Engineering dependencies Which teams have to make changes to support this program? Do they have capacity? Is this work in their roadmap, or does it need to be negotiated?

Platform / infrastructure dependencies What does this program depend on from the platform layer - certificate management, key management, identity, network configuration? Who owns those services?

Compliance dependencies What evidence needs to be collected, and who is responsible for collecting it? What is the audit timeline?

Vendor / third-party dependencies If the program involves a vendor, what are they responsible for delivering and by when? What is the escalation path if they slip?

Regulatory / external dependencies Are there external deadlines - regulatory enforcement dates, contractual milestones, product launch dates - that constrain the schedule regardless of internal capacity?


Step 5: Security Program Status Reporting

Security programs often have two reporting audiences with different needs: the engineering teams doing the work and the executives accountable for the risk.

For engineering teams

Frequent, specific, operational. What is blocked, what is at risk, what decisions are needed this week. The RAID log is the primary tool here - review it every week, not just when something goes wrong.
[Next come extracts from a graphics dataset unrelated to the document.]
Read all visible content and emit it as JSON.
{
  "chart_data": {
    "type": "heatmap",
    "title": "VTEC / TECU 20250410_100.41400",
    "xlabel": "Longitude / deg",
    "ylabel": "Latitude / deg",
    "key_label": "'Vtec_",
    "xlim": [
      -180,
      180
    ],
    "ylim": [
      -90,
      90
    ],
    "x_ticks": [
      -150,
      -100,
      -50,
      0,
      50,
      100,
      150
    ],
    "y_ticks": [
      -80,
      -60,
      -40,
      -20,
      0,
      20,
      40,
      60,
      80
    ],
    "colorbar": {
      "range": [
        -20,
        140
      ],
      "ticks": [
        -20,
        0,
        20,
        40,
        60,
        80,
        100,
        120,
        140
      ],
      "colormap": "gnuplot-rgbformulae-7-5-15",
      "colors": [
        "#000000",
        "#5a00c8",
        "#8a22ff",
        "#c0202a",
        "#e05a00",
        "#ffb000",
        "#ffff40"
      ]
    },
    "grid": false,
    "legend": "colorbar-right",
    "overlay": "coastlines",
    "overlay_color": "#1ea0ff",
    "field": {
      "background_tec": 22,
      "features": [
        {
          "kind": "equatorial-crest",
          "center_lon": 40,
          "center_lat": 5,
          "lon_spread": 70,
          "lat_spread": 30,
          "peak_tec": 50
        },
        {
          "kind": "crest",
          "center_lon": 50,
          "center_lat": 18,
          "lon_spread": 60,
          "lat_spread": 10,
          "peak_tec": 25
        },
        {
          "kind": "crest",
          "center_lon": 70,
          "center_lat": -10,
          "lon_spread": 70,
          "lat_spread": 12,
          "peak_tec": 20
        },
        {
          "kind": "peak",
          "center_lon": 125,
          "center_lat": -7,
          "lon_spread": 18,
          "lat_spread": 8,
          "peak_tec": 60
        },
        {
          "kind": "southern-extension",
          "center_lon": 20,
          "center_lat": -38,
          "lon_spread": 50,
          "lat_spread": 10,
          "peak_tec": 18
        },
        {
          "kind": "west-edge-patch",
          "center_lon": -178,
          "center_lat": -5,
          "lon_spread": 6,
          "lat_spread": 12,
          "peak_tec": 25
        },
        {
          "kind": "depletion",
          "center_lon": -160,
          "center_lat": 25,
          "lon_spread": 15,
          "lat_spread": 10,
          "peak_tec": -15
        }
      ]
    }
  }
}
For executive stakeholders

Infrequent, high-signal, outcome-focused. Executives need to know whether the program is on track, what the current risk exposure is, and what - if anything - they need to do. They do not need sprint velocity numbers.

A security executive update should answer three questions:

  1. Are we on track to achieve the security objective by the committed date?
  2. What is the current risk exposure and how is it trending?
  3. Is there anything that requires a decision or escalation at this level?

If the answer to question 3 is no, keep the update short. If the answer is yes, come with a recommendation, not just the problem.

Status color for security programs

Use the same Red / Yellow / Green framework as any program, but be specific about what is driving the color:

  • Green - Program is on track. Security objective will be achieved by committed date. No escalations needed.
  • Yellow - Specific risk identified. Named mitigation in progress. May need executive support on [specific item].
  • Red - Program is off track. Security objective is at risk by [specific date]. Recommend [specific action]. Need decision by [date].

Never go from Green to Red without a Yellow in between. If something went from fine to crisis without a Yellow, the reporting was wrong, not the program.


Step 6: Vulnerability Remediation Programs

A specific type of security program worth calling out separately. Vulnerability remediation programs - fixing CVEs, closing audit findings, addressing penetration test results - have a different operational rhythm than build programs.

What makes them different

  • The scope is often not fully known at the start
  • New findings can come in while existing ones are being remediated
  • The "done" criteria is defined by the auditor or security team, not the engineering team
  • Multiple engineering teams may be affected simultaneously with no prior coordination

How to run them

Triage first. Not everything is equally urgent. Critical vulnerabilities with active exploits are not the same as medium-severity findings with no known exploit path. Define your severity framework upfront and apply it consistently.

Assign owners at the service level. Remediation programs fail when ownership is unclear. Every affected service should have a named engineering owner responsible for the fix, not just a team.

Set MTTR targets by severity. Mean Time to Remediate should be defined per severity level and tracked as the program's primary metric. This is what the security team and auditors will ask about.

Track coverage, not just completion. A vulnerability remediation program that closes 80% of findings is not 80% done - it depends on which 80%. Make sure your reporting shows coverage across services and severity levels, not just raw counts.

Do not let perfect be the enemy of done. A temporary workaround that reduces risk exposure while a permanent fix is engineered is a legitimate program output. Track it as such.


Version 1.0. Propose changes via pull request.